Ci piazziamo in platea, in piedi, contrariamente a quanto faccio io di solito (da buon vecchio di merda quale sono) per vedere l'apertura dei Black rebel motorcycle club, che avevo già avuto modo di vedere qualche anno fa di spalla ai pearl jam. Mi piacquero allora e mi sono piaciuto forse anche più stasera per i suoni meravigliosi che avevano e per il contesto più intimo rispetto all'enorme spazio di Milton Keynes.


Alle 9 in punto fanno il loro ingresso gli Alice in chains con la bella Bleed the freak e noi ci spostiamo ancora più in avanti in posizione ottimale per vedere il concerto (vedere foto). I suoni sono (e rimarranno) ottimi con tutti gli strumenti ben distinguibili ma potenti, soprattutto la chitarra di Jerry Cantrell. Il suono non era mai "impastato" , insomma, come spesso accade ai concerti. Altra considerazione positiva da fare è sul bellissimo palco: niente di troppo complicato ma davvero molto stiloso che, cosa strana, permetteva anche di fare foto spettacolari. Ecco, quelle che vedete le ho fatte io con uno Smartphone. Grande gusto nella scelta delle luci.

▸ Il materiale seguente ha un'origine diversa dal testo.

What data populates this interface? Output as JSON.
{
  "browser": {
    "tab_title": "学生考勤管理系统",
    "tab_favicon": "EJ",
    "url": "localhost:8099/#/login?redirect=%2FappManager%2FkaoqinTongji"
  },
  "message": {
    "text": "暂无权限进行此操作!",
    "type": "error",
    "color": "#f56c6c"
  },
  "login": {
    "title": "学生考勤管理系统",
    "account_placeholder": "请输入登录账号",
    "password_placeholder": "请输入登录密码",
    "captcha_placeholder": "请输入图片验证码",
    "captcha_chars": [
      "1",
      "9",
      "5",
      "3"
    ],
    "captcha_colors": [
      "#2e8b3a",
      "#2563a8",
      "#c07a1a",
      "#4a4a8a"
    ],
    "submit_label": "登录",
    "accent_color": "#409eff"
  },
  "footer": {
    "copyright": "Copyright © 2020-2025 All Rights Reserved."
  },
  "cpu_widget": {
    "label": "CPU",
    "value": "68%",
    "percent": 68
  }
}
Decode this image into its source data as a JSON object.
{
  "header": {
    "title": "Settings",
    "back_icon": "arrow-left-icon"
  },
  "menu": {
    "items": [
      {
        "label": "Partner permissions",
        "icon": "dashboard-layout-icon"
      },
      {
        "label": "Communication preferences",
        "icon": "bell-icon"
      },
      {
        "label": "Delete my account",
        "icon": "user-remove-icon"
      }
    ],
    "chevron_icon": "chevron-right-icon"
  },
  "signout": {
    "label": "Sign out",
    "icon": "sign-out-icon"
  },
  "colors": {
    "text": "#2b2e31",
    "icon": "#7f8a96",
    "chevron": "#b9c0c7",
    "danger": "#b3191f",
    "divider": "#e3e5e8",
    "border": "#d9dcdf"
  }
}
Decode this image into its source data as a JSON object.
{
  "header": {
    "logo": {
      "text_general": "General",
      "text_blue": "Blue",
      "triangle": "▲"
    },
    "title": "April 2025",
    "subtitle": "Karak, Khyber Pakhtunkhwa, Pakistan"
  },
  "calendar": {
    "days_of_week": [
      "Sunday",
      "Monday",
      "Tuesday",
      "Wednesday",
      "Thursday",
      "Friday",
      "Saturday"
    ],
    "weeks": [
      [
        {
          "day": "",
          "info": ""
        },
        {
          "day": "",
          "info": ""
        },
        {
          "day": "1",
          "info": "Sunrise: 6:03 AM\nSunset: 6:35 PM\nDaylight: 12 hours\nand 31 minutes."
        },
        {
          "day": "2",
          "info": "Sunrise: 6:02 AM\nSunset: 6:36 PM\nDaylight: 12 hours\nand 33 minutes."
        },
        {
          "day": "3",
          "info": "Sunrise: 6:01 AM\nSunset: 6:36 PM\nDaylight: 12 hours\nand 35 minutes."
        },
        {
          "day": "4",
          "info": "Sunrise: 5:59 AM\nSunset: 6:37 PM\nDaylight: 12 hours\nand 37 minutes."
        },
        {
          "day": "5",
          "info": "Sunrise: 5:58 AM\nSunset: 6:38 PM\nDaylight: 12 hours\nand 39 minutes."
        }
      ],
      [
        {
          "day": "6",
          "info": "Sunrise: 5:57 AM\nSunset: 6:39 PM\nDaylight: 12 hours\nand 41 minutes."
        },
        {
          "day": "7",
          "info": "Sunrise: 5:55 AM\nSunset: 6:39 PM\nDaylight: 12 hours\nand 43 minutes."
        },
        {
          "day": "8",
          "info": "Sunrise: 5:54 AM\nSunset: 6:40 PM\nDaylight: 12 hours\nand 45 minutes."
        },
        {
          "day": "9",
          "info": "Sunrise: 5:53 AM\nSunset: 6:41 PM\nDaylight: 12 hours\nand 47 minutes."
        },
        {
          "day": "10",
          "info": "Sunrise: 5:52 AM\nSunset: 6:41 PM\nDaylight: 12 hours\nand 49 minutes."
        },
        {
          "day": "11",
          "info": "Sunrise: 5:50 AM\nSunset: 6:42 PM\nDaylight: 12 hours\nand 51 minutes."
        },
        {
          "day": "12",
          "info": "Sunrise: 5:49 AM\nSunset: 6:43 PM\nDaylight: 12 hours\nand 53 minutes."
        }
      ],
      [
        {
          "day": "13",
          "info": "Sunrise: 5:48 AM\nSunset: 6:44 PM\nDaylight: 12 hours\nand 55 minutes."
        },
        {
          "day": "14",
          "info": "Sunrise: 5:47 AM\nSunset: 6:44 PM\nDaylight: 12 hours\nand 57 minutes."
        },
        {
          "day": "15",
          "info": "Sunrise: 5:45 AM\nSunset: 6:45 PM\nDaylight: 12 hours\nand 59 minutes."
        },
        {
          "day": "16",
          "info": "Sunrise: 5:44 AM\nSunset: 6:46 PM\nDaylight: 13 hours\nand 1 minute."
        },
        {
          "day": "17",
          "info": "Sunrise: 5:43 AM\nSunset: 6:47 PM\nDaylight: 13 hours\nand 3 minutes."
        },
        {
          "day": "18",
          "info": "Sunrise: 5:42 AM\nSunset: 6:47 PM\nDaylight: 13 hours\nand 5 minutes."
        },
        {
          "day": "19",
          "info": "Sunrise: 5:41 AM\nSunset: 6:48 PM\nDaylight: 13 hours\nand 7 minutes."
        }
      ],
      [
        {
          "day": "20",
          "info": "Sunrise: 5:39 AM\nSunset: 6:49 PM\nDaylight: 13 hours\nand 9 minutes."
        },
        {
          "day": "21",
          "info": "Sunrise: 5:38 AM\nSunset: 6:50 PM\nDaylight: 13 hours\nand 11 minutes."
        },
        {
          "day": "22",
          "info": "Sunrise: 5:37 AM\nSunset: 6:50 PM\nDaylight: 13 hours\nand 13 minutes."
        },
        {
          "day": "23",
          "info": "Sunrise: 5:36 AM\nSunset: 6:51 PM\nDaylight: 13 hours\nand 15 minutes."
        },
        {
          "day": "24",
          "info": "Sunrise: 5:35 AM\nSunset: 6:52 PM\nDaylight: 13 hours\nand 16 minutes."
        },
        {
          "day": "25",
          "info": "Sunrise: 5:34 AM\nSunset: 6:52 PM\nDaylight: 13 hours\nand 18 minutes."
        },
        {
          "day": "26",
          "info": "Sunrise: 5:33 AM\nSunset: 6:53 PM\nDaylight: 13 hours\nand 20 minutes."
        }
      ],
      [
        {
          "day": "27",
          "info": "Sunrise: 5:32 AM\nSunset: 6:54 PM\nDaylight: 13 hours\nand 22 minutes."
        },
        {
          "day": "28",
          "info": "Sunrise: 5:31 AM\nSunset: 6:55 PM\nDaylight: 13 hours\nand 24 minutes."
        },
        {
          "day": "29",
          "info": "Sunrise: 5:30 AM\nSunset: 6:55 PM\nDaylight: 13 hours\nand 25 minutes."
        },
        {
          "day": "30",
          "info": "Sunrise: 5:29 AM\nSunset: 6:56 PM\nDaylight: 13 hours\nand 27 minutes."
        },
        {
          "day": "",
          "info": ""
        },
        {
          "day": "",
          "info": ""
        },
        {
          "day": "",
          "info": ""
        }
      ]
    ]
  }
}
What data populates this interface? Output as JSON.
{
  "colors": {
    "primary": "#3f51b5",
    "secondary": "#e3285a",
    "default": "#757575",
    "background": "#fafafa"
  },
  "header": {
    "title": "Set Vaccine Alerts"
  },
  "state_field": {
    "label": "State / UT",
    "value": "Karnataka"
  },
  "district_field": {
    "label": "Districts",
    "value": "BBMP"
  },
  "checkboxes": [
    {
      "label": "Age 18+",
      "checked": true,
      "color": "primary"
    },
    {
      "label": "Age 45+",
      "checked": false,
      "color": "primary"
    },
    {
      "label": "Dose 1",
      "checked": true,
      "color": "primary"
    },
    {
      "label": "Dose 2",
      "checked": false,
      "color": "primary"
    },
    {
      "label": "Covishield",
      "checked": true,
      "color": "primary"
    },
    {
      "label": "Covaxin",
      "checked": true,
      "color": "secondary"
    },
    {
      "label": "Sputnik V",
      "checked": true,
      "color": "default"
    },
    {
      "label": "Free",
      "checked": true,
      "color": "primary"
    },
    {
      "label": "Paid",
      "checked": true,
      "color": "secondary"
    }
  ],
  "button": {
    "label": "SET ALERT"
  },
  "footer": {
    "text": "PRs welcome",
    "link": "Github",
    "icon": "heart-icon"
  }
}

La scaletta è un ottima alternanza di pezzi nuovi e vecchi (per essere un minimo preparato il mio amico mi ha preparato una playlist con quasi tutte le canzoni in scaletta) che la band esegue in rapida successione. L'unica cosa che non mi è piaciuta del concerto è stata proprio questa, la quasi totale mancanza di interazione con il pubblico. Qualcosa da Jerry Cantrell e dal "nuovo" William Duvall, ma veramente parole col contagocce. Si sarebbe potuto fare molto di più in questo senso, penso che le prime parole siano arrivate verso l'ottava canzone.


Della prima parte del concerto ho apprezzato particolarmente il duo Them bones e Dam that river, mentre una delle più apprezzate in senso assoluto è stata Down in a hole, cantata a squarciagola da praticamente tutti i presenti.
Altro pezzo che mi è piaciuto molto è stato Red giant, dal nuovo disco Rainer fog, suonato con grande gusto dalla sezione ritmica formata da Mike Inez e Sean Kinney.

Parlando dei singoli, ho apprezzato la prova del frontman William Duvall, che si muove molto bene sul palco sia con la chitarra che senza. A proposito di chitarra: aspettando il concerto parlavo con il mio amico di quale chitarra potrebbe fare al caso mio in base a gusto personale, forma, caratteristiche, suono etc. Niente, dopo aver guardato 1000 foto non riusciamo ad arrivare ad una soluzione.
Appena il frontman si presenta sul palco, ci  guardiamo e diciamo: "quella"! A fine concerto guarderò su internet per verificare mestamente che costa quasi 3000 dollari. Lascio perdere e continuo la mia ricerca, direi.

Ritornando alla musica: quasi solo classici per la seconda parte di scaletta, quindi troviamo in successione le varie Nutshell, Angry chair e sopratutto la mie due preferite della band, ovvero Man in the box e Would?, manco a dirlo cantate a gran voce dal numeroso e rumoroso pubblico della Wembley arena.

Il concerto si chiude con la bellissima Rooster (da ragazzino ho conosciuto la band grazie a questa canzone) ma che in questa sede è stata suonata davvero troppo "lenta" , non so se per scelta della band oppure se gli è uscita proprio così.


Anche non essendo un grande fan della band, mi sono goduto il concerto, che mi ha colpito particolarmente per impatto, palco, scaletta e suono della band. Un po' di interazione in più non sarebbe guastata ma va bene così.

Top songs: Them bones, Dam that river, Man in the box.